This working life: 'You have to accept events will happen outside of your control'
This working life: Liz Cunningham, EMEA Finance Director at Google Ireland in conversation with Mary McCarthy
Never look at how others balance family and work and think they have it nailed.
Their solution might not work for you.
I regularly sit down with my husband to make tweaks to our routine, to ensure it fits with family needs.
Don't schedule so tightly. Leave space, as something will go wrong, usually when you least need it to.
A tip that I got from someone I admired was to have a ground rule of when you arrive into and leave the office.
There is always work that demands immediate attention and you will deplete your resources if you have no chance to rest.
My way to manage stress is to exercise before work a few times a week, and I find when I let that go, life gets harder.
You should not be too busy to prioritise your own mental health.

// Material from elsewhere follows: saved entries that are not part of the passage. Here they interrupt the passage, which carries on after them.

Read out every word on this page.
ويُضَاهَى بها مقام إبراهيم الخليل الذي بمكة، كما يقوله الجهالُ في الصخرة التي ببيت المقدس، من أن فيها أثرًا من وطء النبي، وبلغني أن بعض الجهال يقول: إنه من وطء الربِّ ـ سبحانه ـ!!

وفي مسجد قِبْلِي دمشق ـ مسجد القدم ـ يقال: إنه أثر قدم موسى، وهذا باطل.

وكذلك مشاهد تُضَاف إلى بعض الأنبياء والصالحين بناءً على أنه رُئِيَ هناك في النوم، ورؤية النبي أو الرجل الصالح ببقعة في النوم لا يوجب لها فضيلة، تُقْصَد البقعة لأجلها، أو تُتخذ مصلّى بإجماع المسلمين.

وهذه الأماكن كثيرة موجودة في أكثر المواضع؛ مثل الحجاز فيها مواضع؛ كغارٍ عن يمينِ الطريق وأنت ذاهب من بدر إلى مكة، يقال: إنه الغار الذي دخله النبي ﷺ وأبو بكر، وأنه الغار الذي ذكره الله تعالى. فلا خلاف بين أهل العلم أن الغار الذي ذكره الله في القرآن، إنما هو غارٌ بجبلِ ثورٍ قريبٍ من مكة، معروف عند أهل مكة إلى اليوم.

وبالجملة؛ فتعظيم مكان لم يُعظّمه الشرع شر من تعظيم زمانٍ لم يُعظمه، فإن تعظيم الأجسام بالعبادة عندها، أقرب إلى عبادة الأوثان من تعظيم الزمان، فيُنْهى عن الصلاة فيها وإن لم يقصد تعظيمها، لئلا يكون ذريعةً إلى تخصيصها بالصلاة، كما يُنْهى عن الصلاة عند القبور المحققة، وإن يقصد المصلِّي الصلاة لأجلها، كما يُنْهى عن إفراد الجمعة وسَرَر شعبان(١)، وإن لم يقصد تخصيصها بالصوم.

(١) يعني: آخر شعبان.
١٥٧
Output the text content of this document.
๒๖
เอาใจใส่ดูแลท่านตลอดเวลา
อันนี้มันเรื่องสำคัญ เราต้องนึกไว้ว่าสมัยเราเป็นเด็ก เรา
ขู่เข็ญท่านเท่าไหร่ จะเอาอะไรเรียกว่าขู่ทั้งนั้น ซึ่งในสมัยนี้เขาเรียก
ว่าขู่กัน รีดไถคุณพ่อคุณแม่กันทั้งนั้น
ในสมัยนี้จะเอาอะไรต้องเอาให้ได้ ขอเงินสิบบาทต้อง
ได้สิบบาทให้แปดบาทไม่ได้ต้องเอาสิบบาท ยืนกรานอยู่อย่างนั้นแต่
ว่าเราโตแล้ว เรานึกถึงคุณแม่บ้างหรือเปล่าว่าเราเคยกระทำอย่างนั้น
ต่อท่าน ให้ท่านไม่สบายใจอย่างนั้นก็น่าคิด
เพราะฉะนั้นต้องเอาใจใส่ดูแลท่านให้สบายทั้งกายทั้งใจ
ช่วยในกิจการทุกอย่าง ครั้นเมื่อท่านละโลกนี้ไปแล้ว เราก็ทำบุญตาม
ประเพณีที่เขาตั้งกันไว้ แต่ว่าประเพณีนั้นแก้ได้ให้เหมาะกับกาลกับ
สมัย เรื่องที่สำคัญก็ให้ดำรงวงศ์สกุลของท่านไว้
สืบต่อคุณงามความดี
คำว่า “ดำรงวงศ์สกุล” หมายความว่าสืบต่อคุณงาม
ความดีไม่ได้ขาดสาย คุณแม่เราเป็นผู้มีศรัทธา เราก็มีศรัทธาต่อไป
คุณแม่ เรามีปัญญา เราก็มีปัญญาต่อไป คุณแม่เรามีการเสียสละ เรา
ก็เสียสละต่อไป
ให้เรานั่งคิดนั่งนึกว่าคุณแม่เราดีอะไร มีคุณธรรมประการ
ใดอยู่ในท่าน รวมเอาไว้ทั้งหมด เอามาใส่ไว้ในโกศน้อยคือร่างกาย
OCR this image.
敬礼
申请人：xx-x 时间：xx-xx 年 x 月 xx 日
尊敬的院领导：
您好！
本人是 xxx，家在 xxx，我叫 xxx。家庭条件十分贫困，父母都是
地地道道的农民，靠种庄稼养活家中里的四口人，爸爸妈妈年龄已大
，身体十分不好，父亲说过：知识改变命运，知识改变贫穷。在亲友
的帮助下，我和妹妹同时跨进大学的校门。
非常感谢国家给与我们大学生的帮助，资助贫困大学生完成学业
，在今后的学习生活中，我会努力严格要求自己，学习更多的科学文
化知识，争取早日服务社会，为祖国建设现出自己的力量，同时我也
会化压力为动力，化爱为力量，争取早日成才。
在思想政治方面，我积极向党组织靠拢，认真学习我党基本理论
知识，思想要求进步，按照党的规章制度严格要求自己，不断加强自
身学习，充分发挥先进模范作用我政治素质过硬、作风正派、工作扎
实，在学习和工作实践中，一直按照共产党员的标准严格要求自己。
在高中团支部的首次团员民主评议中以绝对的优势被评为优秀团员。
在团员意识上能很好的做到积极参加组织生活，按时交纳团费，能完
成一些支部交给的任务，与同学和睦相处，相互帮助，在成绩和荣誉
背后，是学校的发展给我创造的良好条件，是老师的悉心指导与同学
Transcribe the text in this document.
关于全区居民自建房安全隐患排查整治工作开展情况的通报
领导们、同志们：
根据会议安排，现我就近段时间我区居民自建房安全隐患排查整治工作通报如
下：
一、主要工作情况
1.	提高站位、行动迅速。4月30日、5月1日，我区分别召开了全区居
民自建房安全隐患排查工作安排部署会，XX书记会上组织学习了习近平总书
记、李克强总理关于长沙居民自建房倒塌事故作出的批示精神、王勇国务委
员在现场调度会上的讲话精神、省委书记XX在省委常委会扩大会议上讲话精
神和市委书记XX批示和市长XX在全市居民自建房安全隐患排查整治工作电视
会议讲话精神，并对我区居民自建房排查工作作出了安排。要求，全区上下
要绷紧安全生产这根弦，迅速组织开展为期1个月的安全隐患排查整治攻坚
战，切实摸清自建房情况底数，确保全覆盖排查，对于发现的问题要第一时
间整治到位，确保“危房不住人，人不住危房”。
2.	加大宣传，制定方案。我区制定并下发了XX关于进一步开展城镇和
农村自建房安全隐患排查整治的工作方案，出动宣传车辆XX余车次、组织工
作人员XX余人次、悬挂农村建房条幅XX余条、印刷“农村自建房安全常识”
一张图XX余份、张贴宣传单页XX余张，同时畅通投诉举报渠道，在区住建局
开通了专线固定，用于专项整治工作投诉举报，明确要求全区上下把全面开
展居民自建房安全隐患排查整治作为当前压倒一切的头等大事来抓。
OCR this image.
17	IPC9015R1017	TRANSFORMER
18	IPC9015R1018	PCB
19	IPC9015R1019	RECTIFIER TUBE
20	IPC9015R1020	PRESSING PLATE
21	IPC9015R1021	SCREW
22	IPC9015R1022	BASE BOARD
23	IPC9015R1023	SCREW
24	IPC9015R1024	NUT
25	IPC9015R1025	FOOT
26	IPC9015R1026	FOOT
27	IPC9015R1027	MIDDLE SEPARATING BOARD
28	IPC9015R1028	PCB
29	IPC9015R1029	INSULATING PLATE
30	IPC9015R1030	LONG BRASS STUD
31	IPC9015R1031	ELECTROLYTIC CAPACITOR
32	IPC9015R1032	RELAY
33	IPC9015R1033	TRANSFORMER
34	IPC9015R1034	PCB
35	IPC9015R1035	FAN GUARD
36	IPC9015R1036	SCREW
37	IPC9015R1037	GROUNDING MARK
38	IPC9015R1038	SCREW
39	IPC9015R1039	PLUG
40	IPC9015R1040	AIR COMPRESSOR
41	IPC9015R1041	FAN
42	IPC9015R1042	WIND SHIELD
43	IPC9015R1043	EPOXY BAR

Mindfulness also works for me. I'll get the train into work and do 10 minutes on the Headspace app.
I would ruthlessly prioritise my family at certain times of the day, as it's important my team get the message it's OK to have a life outside work, whether you have a family or perhaps other things going on.
Everyone knows I leave the office at 6pm so I am back for homework and to spend time with my nine-year-old twins, Hugh and Petra, and my 11-year-old daughter, Claudia.
I'll read on the train, which helps me transition into mum mode. The next day, I'll get into work for 9am after breakfast with the family.
Working for a US company, it's inevitable that I log in later in the evening and work when the kids are in bed.
That period is when important things happen and I need to be available.
I trust people to manage their own working day.
The type of people we hire at Google want to succeed and will get the work done on their own timetable.
Women in tech
I used to work in accounting, and any barriers in technology that women may come up against are the same across all industries at certain levels.
I sponsor the Women@ group, which is a Google network that offers mentoring.
It's important to share experiences so you can see how others overcame hurdles.
And it's key to talk to people who are in the jobs you would like to do, so that you can see what is involved and what skills are needed to get there.
This is one of the reasons why a group of Google women came together to found the Compass Leadership Summit, to ensure current and future female leaders, from all corners of Irish society, can connect with inspirational women.
The theme for this year is 'connection'.
There is a lot of truth in the saying you can't be what you can't see, but there have already been incremental changes in attracting women into technology.
Historically, it's been a pipeline issue, where women will transfer out of techie roles into more business ones.
The industry is working hard to correct this, and initiatives such as Coder Dojo, coding at primary school, and computer science at leaving cert make a big difference. For the next generation, working life will be more equal.
Girls and Stem subjects
I went to boarding school in the 1980s, where I could study physics. It was only later I realised how progressive it was.
It is important all schools offer physics, as this will feed into more young women studying it at secondary level.
A job for life?
Always retain career optionality and ensure you have a plan B. Career plans often don't work out, and that can be devastating.
Keep your optionality open by remaining flexible about where your own path may go.
I have put all my eggs in one basket in the past and I can see now where I went wrong.
Fear of failure?
Life often gets in the way and you have to accept that events will happen outside of your control.
This can set you back, but if you have the right mindset, you will have the resilience to pick yourself up. It is not what happens to you, but how you deal with it afterwards.
Google is getting bigger every day. We need to be vigilant we don't become complacent. Nothing is ever really finished.